Uma medida muito adotada pelos Estados Unidos frente à potência islâmica é a implementação de sanções econômicas contra o país. Tais sanções vêm ocorrendo desde a revolução de 1979, quando o regime teocrático foi imposto, em resposta à tomada de reféns na embaixada americana em Teerã. Desde então, muitas outras sanções foram aplicadas ao Irã, que em boa parte, visavam interromper uma possível obtenção de armas nucleares pelo país.
Em 2015, um grupo de países liderados pelos Estados Unidos, após quase dois anos de negociações, conseguiram firmar um acordo nuclear com o Irã. Para tal, o grupo P5+1 (composto pelos cinco membros permanentes do Conselho de Segurança da ONU mais a Alemanha), concordou em derrubar as sanções relacionadas ao programa nuclear iraniano impostas ao gigante xiita. Contudo, em 2018, os EUA deixaram o acordo e restabeleceram sanções que foram retiradas. Em resposta, o governo iraniano começou, em 2019, a violar cláusulas do acordo como forma de pressão para a retirada das sanções readotadas.
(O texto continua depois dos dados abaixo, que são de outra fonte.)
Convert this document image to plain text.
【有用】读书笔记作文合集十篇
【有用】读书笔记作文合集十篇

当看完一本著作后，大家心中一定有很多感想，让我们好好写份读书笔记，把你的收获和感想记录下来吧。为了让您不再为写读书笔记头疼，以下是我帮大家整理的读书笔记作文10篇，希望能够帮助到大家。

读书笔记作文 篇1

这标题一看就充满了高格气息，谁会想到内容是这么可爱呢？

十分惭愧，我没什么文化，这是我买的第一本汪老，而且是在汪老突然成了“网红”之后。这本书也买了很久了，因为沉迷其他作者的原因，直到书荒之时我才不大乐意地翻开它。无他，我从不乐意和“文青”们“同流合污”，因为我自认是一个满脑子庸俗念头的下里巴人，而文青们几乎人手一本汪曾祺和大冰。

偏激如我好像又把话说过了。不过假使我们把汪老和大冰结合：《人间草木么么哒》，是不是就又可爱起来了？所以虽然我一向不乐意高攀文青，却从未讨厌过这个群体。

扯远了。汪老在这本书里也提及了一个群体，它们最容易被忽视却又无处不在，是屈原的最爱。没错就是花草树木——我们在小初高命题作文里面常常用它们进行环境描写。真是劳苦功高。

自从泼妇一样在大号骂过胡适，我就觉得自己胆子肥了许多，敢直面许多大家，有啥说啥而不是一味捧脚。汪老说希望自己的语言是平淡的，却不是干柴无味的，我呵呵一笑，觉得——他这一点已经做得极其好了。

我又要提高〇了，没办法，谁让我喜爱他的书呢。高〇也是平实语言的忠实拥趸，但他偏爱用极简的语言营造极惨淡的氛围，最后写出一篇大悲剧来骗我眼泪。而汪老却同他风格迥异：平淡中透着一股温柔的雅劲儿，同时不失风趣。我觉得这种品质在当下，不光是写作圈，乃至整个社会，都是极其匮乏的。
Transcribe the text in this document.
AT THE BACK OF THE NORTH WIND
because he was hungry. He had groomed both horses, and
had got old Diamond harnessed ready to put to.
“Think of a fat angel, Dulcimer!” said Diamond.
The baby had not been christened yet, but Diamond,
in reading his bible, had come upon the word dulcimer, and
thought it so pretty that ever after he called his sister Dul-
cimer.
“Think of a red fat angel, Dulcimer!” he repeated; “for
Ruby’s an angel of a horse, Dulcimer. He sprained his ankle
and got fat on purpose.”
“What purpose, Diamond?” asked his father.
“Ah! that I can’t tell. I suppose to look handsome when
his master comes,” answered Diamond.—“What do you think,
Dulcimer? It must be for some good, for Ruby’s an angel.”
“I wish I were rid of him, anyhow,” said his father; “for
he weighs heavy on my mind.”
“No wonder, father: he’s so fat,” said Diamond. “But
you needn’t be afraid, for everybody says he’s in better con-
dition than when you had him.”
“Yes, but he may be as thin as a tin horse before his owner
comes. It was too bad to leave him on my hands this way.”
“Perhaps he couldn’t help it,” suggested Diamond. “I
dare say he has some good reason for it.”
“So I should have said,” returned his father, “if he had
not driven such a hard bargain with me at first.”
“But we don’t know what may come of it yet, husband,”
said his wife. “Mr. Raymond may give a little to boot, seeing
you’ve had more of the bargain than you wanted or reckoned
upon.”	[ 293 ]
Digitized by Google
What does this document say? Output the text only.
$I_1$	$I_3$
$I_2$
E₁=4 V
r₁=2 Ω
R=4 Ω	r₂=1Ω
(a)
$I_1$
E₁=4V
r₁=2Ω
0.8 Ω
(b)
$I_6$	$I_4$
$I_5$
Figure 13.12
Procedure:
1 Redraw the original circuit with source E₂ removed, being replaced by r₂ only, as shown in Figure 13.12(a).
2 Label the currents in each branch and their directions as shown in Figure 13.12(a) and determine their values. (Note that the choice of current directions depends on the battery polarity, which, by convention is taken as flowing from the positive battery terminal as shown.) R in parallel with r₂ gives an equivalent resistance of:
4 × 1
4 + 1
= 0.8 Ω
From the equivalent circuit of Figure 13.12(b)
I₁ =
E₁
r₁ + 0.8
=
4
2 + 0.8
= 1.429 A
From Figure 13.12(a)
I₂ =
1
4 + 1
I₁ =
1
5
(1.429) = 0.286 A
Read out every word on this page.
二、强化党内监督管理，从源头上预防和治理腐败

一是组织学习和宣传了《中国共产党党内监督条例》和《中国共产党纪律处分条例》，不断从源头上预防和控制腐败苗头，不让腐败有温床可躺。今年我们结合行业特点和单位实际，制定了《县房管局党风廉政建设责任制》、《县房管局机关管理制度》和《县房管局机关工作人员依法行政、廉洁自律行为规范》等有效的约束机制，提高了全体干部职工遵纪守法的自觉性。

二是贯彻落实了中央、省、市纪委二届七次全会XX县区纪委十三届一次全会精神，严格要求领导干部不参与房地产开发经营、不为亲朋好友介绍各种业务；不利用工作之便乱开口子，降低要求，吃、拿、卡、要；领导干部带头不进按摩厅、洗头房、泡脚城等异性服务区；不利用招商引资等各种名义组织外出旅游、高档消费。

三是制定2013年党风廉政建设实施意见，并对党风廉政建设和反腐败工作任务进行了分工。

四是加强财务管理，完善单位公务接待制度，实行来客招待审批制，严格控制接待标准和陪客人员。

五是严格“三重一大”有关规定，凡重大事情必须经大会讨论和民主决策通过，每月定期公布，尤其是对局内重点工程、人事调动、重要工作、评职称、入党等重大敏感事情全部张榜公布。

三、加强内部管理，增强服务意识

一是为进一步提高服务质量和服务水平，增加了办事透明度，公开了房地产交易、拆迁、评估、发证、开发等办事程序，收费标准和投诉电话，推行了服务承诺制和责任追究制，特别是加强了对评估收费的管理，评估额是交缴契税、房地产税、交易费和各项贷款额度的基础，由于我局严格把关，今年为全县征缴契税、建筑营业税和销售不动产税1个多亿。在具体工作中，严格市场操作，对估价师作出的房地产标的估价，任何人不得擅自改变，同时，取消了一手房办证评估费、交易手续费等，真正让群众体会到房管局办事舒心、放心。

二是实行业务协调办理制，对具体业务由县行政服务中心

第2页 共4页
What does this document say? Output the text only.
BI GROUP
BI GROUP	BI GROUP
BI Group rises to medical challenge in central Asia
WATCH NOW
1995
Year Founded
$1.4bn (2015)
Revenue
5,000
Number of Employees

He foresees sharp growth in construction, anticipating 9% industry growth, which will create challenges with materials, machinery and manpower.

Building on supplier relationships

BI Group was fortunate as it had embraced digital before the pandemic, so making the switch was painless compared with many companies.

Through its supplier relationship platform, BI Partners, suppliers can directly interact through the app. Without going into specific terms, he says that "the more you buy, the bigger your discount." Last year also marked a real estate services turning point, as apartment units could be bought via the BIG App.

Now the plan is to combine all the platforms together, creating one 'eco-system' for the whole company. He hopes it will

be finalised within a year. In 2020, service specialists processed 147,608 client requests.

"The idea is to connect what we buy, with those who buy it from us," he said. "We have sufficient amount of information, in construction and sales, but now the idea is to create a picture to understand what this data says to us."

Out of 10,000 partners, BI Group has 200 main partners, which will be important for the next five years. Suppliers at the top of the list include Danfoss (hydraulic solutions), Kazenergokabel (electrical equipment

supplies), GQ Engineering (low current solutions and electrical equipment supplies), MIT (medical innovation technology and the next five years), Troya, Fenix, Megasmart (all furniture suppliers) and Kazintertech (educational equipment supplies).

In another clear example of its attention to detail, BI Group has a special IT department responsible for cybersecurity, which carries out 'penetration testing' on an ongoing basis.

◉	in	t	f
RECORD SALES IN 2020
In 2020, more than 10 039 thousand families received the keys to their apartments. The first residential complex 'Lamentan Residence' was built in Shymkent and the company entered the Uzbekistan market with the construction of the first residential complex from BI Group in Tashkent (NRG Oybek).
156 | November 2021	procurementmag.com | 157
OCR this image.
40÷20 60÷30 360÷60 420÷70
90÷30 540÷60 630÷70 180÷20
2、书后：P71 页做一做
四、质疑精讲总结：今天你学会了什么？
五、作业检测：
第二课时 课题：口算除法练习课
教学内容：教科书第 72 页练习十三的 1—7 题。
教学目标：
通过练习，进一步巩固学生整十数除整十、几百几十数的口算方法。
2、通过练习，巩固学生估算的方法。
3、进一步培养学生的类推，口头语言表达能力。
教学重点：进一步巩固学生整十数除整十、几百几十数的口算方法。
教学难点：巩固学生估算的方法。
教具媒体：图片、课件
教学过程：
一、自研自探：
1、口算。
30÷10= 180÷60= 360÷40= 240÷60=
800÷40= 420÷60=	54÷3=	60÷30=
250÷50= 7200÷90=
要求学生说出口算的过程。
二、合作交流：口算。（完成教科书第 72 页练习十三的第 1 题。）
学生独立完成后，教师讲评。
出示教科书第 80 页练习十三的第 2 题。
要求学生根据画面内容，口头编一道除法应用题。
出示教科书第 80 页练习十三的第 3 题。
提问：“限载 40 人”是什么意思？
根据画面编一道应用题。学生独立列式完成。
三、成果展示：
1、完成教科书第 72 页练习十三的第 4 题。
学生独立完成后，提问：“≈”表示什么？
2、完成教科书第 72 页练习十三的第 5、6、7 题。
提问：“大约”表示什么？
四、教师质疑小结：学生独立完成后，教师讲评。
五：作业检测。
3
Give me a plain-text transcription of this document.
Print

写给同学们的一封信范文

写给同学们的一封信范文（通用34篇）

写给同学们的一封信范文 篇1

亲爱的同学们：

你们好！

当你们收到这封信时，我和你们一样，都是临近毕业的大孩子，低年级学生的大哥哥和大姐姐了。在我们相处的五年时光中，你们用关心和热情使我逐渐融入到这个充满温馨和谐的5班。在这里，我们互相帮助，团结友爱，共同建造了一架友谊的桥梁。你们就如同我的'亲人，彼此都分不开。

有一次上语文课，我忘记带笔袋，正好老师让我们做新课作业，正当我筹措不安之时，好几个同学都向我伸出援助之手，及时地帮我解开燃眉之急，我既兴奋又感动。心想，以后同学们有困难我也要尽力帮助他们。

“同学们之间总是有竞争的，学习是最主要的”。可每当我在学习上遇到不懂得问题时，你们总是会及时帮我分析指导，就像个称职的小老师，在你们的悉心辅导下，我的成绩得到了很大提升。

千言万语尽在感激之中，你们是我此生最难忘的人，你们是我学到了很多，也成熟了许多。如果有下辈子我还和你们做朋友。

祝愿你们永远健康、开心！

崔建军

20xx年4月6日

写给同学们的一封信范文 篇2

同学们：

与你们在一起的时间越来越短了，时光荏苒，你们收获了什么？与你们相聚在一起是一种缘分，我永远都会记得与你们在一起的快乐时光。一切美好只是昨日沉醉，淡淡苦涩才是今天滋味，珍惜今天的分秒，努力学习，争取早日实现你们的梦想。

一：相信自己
Assim, em 4 de janeiro de 2021, o governo de Teerã anunciou a elevação do enriquecimento de urânio no país para 20%, sendo necessário que se atinja 90% para a produção de armas.
Ameaças ao Tráfego Marítimo no Estreito de Ormuz
A partir de 2003, houve uma crescente expansão na competição militar entre EUA e Irã.
Essa competição vai além do inventário militar, abrange também as capacidades de negação de área, escalada, dissuasão, contenção e ingerência, que objetivam, sobretudo, influenciar o comportamento dos demais Estados da região (CORDESMAN, 2011b apud RUCKS, 2016, p. 65).
O marco inicial da instabilidade do Estreito de Ormuz pode ser atribuído ao final da Primeira Guerra do Golfo. As crescentes animosidades das relações entre o Irã e os países ao entorno do Golfo Pérsico somadas com a presença da Quinta Frota dos EUA, sediada em Bahrein, levam o alto escalão iraniano a tomar uma nova posição em relação ao Estreito. Assim, o governo xiita reconsiderou suas necessidades militares, em especial sua capacidade naval. Deste modo, “para impedir e/ou retardar possíveis ações militares dos Estados Unidos no Golfo, o Irã passou a desenvolver capacidades de anti-acesso e negação de área” (RUCKS, 2016, p. 65).
Tendo desenvolvido os meios para o fechamento do Estreito, interrompendo grande parte do escoamento do petróleo exportado mundialmente, o Irã passa a ter uma importante carta a seu favor em negociações. Assim, as ameaças de bloqueio são pautadas em uma guerra assimétrica e psicológica, pois o fim do tráfego marítimo comercial do “gargalo” iria impor altos custos econômicos para a grande potência norte-americana, que veria o preço do combustível subir significativamente. Não só isso, potências como a China, Índia e Japão, que são amplamente dependentes do petróleo provindo da região, juntamente como países membros do CCG (Conselho de Cooperação do Golfo) e da OPEP, seriam amplamente contrários à quaisquer ações militares que ameaçasse o comércio marítimo do Estreito.
Conclusão
A importância geopolítica do Estreito de Ormuz, principalmente no quesito de geolocalização, sendo a única rota marítima direta que liga diversos países do Golfo ao comércio internacional, e consequentemente, se tornando o caminho por onde passa um terço do petróleo exportado mundialmente, fornece ao “porteiro” uma grande cartada a ser utilizada na geopolítica mundial. A adoção, por parte do Irã, de uma doutrina naval centrada no bloqueio de acesso e fechamento da rota certamente contribui para a cautela dos Estados Unidos, que se vê frente a outras potências contrárias a ações que acarretem no fechamento do Estreito, ao tratar com o país. Não só isso, põe em xeque os outros países que circundam o Golfo e que são, majoritariamente, dependentes economicamente do comércio petrolífero.